A few days ago, the Romney campaign reportedly considered Pennsylvania out of its reach. According to a new poll from Quinnipiac, they may want to rethink that analysis. Barack Obama leads Mitt Romney in the heavily Democratic state, but only by six points, and he’s well below the 50% mark needed for incumbents:
With strong support from women and independent voters, President Barack Obama leads Gov. Mitt Romney 46 – 40 among Pennsylvania voters, according to a Quinnipiac University poll released today. Romney would do a better job on the economy, voters say 49 – 41 percent.
The matchup compares to a 47 – 39 percent Obama lead in a May 3 survey by the independent Quinnipiac (KWIN-uh-pe-ack) University. …
“President Barack Obama is holding his ground against Gov. Mitt Romney in Pennsylvania. While almost four-fifths of voters, including 58 percent of Republicans, say the President is a likable person, where the rubber meets the road on the campaign trail – the economy – Romney has the lead,” said Tim Malloy, assistant director of the Quinnipiac University Polling Institute.
“Pennsylvanians may like the president more than they like Mitt Romney, but the warm and fuzzy feeling gives way to the cold hard truth of a still shaky economy.”
Lest one think that this could be a sampling issue, incumbent Democrat Robert Casey Jr leads his Republican challenger by nearly 20 points in the US Senate race at this time, 51/32. That’s a difference of 13 points in the gap between the two races. As the economy becomes more and more of the focus, Obama looks more and more vulnerable.
What’s interesting about this result is its consistency with the entire Q-poll series. In five polls taken since last December, Obama hasn’t let Romney by more than eight points — which happened in the previous poll, as noted above. One of the two polls taken in March had the same exact outcome as today’s, while the other showed Obama only three points up on Romney. While the entire series could be an outlier, this particular result and the relative position of Romney to Obama in this poll is no outlier within the series.

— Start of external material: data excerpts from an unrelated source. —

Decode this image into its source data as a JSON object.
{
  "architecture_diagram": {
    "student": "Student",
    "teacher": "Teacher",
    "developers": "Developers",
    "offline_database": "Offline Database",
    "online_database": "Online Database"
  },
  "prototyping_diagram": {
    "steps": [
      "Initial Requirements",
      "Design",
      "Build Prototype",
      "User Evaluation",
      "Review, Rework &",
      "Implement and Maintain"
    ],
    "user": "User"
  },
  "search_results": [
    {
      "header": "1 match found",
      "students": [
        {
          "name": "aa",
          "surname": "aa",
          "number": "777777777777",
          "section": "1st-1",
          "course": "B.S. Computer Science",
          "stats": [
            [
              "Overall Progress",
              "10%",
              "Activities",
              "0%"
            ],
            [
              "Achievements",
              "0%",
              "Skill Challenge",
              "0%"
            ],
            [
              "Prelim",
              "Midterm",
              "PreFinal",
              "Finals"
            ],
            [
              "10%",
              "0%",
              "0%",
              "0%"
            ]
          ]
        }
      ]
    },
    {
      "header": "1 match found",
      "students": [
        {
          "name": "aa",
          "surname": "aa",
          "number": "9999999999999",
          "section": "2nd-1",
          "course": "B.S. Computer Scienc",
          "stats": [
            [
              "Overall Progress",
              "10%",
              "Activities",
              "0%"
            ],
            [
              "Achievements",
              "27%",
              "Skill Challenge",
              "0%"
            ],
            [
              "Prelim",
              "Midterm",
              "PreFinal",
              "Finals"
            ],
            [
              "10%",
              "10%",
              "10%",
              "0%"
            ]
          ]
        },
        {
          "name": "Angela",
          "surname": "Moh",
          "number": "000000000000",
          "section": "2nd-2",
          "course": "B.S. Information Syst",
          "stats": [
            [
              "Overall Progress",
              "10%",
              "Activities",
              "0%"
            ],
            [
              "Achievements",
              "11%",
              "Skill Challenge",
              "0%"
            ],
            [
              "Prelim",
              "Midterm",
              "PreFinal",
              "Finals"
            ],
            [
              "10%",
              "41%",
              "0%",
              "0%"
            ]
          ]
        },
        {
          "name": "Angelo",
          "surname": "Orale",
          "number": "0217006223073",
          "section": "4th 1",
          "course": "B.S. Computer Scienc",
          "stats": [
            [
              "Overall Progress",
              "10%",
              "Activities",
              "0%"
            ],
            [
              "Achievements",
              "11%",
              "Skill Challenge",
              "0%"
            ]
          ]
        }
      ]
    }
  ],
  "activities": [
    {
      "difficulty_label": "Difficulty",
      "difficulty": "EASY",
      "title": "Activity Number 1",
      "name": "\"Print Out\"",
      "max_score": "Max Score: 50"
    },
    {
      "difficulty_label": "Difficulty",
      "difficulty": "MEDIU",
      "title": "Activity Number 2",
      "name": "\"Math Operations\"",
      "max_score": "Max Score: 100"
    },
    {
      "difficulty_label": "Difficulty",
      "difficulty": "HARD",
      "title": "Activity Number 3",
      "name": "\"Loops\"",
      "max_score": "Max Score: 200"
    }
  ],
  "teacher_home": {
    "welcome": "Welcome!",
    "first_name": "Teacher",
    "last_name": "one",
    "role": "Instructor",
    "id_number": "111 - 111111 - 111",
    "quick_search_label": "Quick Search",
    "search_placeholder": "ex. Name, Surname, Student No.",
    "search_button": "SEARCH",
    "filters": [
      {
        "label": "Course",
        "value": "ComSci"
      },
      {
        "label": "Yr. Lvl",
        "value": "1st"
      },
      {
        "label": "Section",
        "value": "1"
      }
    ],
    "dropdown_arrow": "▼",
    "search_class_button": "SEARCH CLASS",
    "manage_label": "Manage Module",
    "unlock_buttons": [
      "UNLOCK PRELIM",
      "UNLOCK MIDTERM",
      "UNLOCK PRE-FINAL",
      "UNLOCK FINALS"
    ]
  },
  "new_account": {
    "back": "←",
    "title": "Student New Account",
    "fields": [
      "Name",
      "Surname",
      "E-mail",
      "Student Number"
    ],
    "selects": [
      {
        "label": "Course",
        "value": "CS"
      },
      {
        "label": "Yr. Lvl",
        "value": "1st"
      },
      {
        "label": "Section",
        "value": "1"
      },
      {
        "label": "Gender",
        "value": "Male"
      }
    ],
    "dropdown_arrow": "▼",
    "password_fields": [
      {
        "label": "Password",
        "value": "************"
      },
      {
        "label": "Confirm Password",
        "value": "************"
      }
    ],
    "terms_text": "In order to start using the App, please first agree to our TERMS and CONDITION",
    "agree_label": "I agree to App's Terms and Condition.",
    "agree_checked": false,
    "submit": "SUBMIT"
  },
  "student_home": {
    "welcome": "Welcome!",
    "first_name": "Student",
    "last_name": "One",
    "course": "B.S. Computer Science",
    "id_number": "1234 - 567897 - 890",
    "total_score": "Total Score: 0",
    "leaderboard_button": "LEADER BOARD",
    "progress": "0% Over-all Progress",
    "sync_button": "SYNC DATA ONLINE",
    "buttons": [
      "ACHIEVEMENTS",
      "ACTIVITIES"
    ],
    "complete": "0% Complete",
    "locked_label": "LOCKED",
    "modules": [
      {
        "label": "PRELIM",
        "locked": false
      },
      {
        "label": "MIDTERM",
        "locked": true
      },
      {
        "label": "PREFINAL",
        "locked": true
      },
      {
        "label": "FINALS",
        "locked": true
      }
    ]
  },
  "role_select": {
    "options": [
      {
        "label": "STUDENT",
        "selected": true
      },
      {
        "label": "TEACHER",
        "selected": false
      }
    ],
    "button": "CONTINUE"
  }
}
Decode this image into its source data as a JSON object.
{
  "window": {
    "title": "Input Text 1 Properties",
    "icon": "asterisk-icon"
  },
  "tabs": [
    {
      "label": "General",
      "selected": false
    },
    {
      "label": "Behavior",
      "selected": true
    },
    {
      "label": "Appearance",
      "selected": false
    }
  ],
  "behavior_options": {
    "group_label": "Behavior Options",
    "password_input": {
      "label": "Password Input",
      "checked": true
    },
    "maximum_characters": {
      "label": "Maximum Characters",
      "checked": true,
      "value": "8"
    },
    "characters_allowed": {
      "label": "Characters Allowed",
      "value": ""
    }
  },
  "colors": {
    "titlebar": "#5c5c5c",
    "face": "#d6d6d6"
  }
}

So why hasn’t Team Romney gotten more aggressive about courting Pennsylvanians? First, it’s early, so they have plenty of time to focus on this state if they see some advantage in doing so. They may also be looking at the breakout of independents, which Obama seems to win by a larger margin than the overall survey, 43/35. That’s a curious outcome, and it does call into question the topline results, since Democrats have a double-digit registration edge in the state. If Romney’s losing indies by eight points, how does he get within six overall? And with those numbers, how does Obama go from a 48/47 re-elect number, including a 46/47 among independents, to a 46/40 in a head-to-head matchup against Romney?
Team Romney might look at those internals and reasonably conclude that the topline numbers don’t accurately reflect the difficulty in winning Pennsylvania, and they may be right. If the economy worsens, though, or Obama issues another clueless “private sector is doing fine” statement, things could change in the Keystone State. If Romney can force Obama to spend a lot of money in Pennsylvania, it might be easier to beat Obama in other key swing states — and if Romney can grab the state away from Obama, the incumbent has almost no realistic path to an Electoral College victory.